On the day that Author was to die (somehow, he just knew this was the day), he knew that there would likely be throngs of people who would mourn him. People from throughout history would hear about it, people today. He knew that they would make speeches about him, make even more days to honor him.
But he didn’t care. He didn’t care at all. He knew he was going somewhere else. He knew that where he was going, none of that mattered. He knew because the words had come to him and told him that. He knew because he never felt more love, more peace, than when just one person touched him, kissed him: his beautiful wife, who was with him now. Spending the whole day with him.

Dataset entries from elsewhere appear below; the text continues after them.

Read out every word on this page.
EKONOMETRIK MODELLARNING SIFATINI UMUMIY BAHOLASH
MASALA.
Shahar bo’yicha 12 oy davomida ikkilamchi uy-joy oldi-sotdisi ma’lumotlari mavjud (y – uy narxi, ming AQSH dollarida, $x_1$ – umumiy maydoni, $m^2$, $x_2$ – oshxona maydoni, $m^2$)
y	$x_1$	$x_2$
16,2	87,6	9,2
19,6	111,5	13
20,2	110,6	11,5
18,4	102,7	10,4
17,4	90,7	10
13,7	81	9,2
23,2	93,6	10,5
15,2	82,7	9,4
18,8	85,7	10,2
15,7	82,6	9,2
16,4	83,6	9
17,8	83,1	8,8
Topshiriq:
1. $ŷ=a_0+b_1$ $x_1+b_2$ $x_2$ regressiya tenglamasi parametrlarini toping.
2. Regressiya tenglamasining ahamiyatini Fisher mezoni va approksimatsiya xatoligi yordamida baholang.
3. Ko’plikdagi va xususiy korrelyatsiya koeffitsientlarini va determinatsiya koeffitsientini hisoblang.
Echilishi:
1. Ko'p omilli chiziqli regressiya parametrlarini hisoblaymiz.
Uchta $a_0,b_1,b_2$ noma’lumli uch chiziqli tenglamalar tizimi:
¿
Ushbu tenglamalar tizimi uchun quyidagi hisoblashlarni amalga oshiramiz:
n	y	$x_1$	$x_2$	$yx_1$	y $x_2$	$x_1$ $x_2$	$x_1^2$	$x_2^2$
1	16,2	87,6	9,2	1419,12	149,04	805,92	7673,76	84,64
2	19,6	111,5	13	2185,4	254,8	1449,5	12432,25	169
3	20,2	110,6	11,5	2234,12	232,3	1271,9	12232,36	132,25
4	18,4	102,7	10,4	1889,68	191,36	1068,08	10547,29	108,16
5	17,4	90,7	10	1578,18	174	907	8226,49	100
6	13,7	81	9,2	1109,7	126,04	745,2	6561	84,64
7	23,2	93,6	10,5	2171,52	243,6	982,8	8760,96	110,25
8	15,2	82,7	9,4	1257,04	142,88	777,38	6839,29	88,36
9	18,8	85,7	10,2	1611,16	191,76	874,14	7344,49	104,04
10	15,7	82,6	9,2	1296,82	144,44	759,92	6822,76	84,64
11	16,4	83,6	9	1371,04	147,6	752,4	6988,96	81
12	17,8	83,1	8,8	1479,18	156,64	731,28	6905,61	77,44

And as he started to slip out of consciousness, as he saw things for the first time since his explosions, a single tear slipped from his eye socket. A tear that came from a simultaneous sadness and joy. Sadness for the time he had wasted. And joy for the opportunity he was given to gain some back.
And when the monitor indicated that he had died, when his heart stopped beating, his brain stopped functioning, and his one lung stopped breathing, his wife began to cry.
She had felt him all this time. She had known he was finding the peace he was always looking for. She could tell by how tense he was for so long when they were married, and how he slowly relaxed over time.
She smiled, tears flowing down her eyes, the only one that knew how much her poor husband had suffered trying to convince the world of what she had known all along: that he was a great man. A worthy man. And as she laid her head down on his chest, which was no longer rising and falling as it had all these years, she cried and cried for the husband she had loved more than ever.
And when the funeral happened, Author’s Wife went to it, and people were amazed at her look of peace, her look of strength. It was the first funeral that everyone in the world attended, and everyone that had ever existed flew forward and back in time to attend. Martin Luther King Jr spoke followed by Lao Tzu and then Abraham.
The whole time, the wife stood in silence, unresponsive to the fanfare. Unresponsive to the whole world crying around her.
She looked up into the sky, where no one was crying, where no one existed, and she envisioned Author as she loved him. With no limbs, no mouth, no eyes. Just… a soul. And she couldn’t wait to join him.